Our New Energy (ONE), a newly established Spanish energy services company, has advised the English investment fund Foresight Group on the structuring and concluding of the first in a series of long-term power purchase agreement (PPAs) that will allow the construction of the first photovoltaic plant in Europe without any type of public support.
The renewable installation will be located in Murcia, Spain, and will produce 7.000 megawatt hours (MWh) of electricity annually.
The long-term sale of energy represents a new dawn for renewables in Europe and particularly in Spain, where investment has been severely curtailed since 2014 with the end of and retroactive cuts to the renewables subsidy scheme.

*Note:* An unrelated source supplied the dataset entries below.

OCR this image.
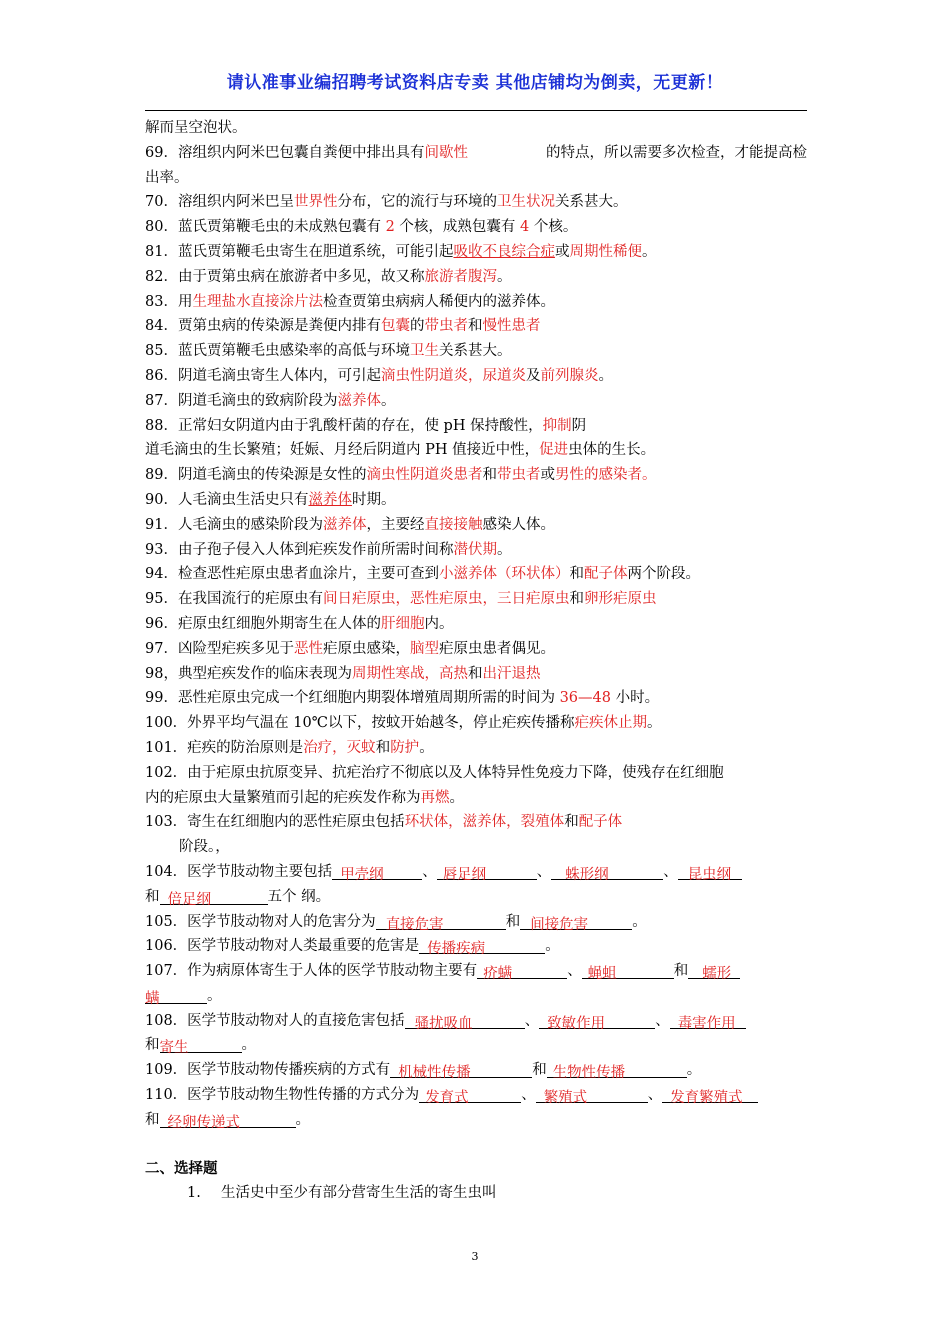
请认准事业编招聘考试资料店专卖 其他店铺均为倒卖，无更新！
解而呈空泡状。
69．溶组织内阿米巴包囊自粪便中排出具有间歇性	的特点，所以需要多次检查，才能提高检
出率。
70．溶组织内阿米巴呈世界性分布，它的流行与环境的卫生状况关系甚大。
80．蓝氏贾第鞭毛虫的未成熟包囊有 2 个核，成熟包囊有 4 个核。
81．蓝氏贾第鞭毛虫寄生在胆道系统，可能引起吸收不良综合症或周期性稀便。
82．由于贾第虫病在旅游者中多见，故又称旅游者腹泻。
83．用生理盐水直接涂片法检查贾第虫病病人稀便内的滋养体。
84．贾第虫病的传染源是粪便内排有包囊的带虫者和慢性患者
85．蓝氏贾第鞭毛虫感染率的高低与环境卫生关系甚大。
86．阴道毛滴虫寄生人体内，可引起滴虫性阴道炎，尿道炎及前列腺炎。
87．阴道毛滴虫的致病阶段为滋养体。
88．正常妇女阴道内由于乳酸杆菌的存在，使 pH 保持酸性，抑制阴
道毛滴虫的生长繁殖；妊娠、月经后阴道内 PH 值接近中性，促进虫体的生长。
89．阴道毛滴虫的传染源是女性的滴虫性阴道炎患者和带虫者或男性的感染者。
90．人毛滴虫生活史只有滋养体时期。
91．人毛滴虫的感染阶段为滋养体，主要经直接接触感染人体。
93．由子孢子侵入人体到疟疾发作前所需时间称潜伏期。
94．检查恶性疟原虫患者血涂片，主要可查到小滋养体（环状体）和配子体两个阶段。
95．在我国流行的疟原虫有间日疟原虫，恶性疟原虫，三日疟原虫和卵形疟原虫
96．疟原虫红细胞外期寄生在人体的肝细胞内。
97．凶险型疟疾多见于恶性疟原虫感染，脑型疟原虫患者偶见。
98，典型疟疾发作的临床表现为周期性寒战，高热和出汗退热
99．恶性疟原虫完成一个红细胞内期裂体增殖周期所需的时间为 36—48 小时。
100．外界平均气温在 10℃以下，按蚊开始越冬，停止疟疾传播称疟疾休止期。
101．疟疾的防治原则是治疗，灭蚊和防护。
102．由于疟原虫抗原变异、抗疟治疗不彻底以及人体特异性免疫力下降，使残存在红细胞
内的疟原虫大量繁殖而引起的疟疾发作称为再燃。
103．寄生在红细胞内的恶性疟原虫包括环状体，滋养体，裂殖体和配子体
阶段。，
104．医学节肢动物主要包括 甲壳纲	、 唇足纲	、 蛛形纲	、 昆虫纲
和 倍足纲	五个 纲。
105．医学节肢动物对人的危害分为 直接危害	和 间接危害	。
106．医学节肢动物对人类最重要的危害是 传播疾病	。
107．作为病原体寄生于人体的医学节肢动物主要有 疥螨	、 蝇蛆	和 蠕形
螨	。
108．医学节肢动物对人的直接危害包括 骚扰吸血	、 致敏作用	、 毒害作用
和寄生	。
109．医学节肢动物传播疾病的方式有 机械性传播	和 生物性传播	。
110．医学节肢动物生物性传播的方式分为 发育式	、 繁殖式	、 发育繁殖式
和 经卵传递式	。
二、选择题
1. 生活史中至少有部分营寄生生活的寄生虫叫
3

This for the continent unprecedented agreement has been concluded between the English investment fund Foresight Group and the Spanish energy company Enérgya-VM of the Villar Mir Group. Under this agreement, the construction of the photovoltaic project Torre de Cotillas I (Murcia) will be built, with name-plate capacity 3.952 kilowatts peak (kWp), and an estimated annual production of 7.000 megawatt hours (MWh), equivalent to the power supply of 3.000 residential houses, and will reduce CO2 emissions by 3.6 tons annually. The Torre de Cotillas I plant will be a milestone in the history of renewable energies in Europe, as it will be the first to rely exclusively on a private PPA agreement for its construction.
A Power Purchase Agreement (PPA) is a private agreement between two parties that covers the conditions for the purchase and sale of energy over a given period of time. The long-term PPA for the construction of renewable energies without public support is unprecedented in Europe, but relatively common in the United States, where it has been fundamental for the promotion of renewable energies. For the seller, this agreement represents a revenue guarantee. For the buyer, a stable electricity price as well as a tangible commitment to the future renewable industry, i.e. a future which is competitive and viable without the support from taxpayers.
Our New Energy anticipates that PPAs will increasingly take over from traditional subsidy schemes in Europe over the coming years before becoming the norm: “After the elimination of renewable production premiums in 2014, investment in new renewable plants has been practically paralysed in Spain. PPA arrangements represent a pragmatic and holistic solution to Europe’s future energy model; as such, PPAs are the key instrument to return investments to the renewable sector in Spain”, says Miguel Marroquin, Our New Energy Managing Director, who is convinced that the agreement will be followed by others soon, as Our New Energy is advising on similar transactions.
“PPAs will be a seal for sustainability and corporate social responsibility that industries will not want to ignore”, says Manuel Raigada, ONE’s Business Development Director, who insists on the potential of this formula for the Iberian market: “Spain, with outstanding renewable resources, one of the highest energy prices in Europe and a renewable sector with extensive experience and knowledge, meets the ideal conditions for the expansion of this kind of agreement”.
All this is in addition to the current commitments of Europe to achieve a target of 20% of energy consumption from renewable sources by 2020 and an increased target of 35% by 2030 and 100% by 2050, which implies the need to promote new renewable facilities with market mechanisms that do not put a burden on public finances.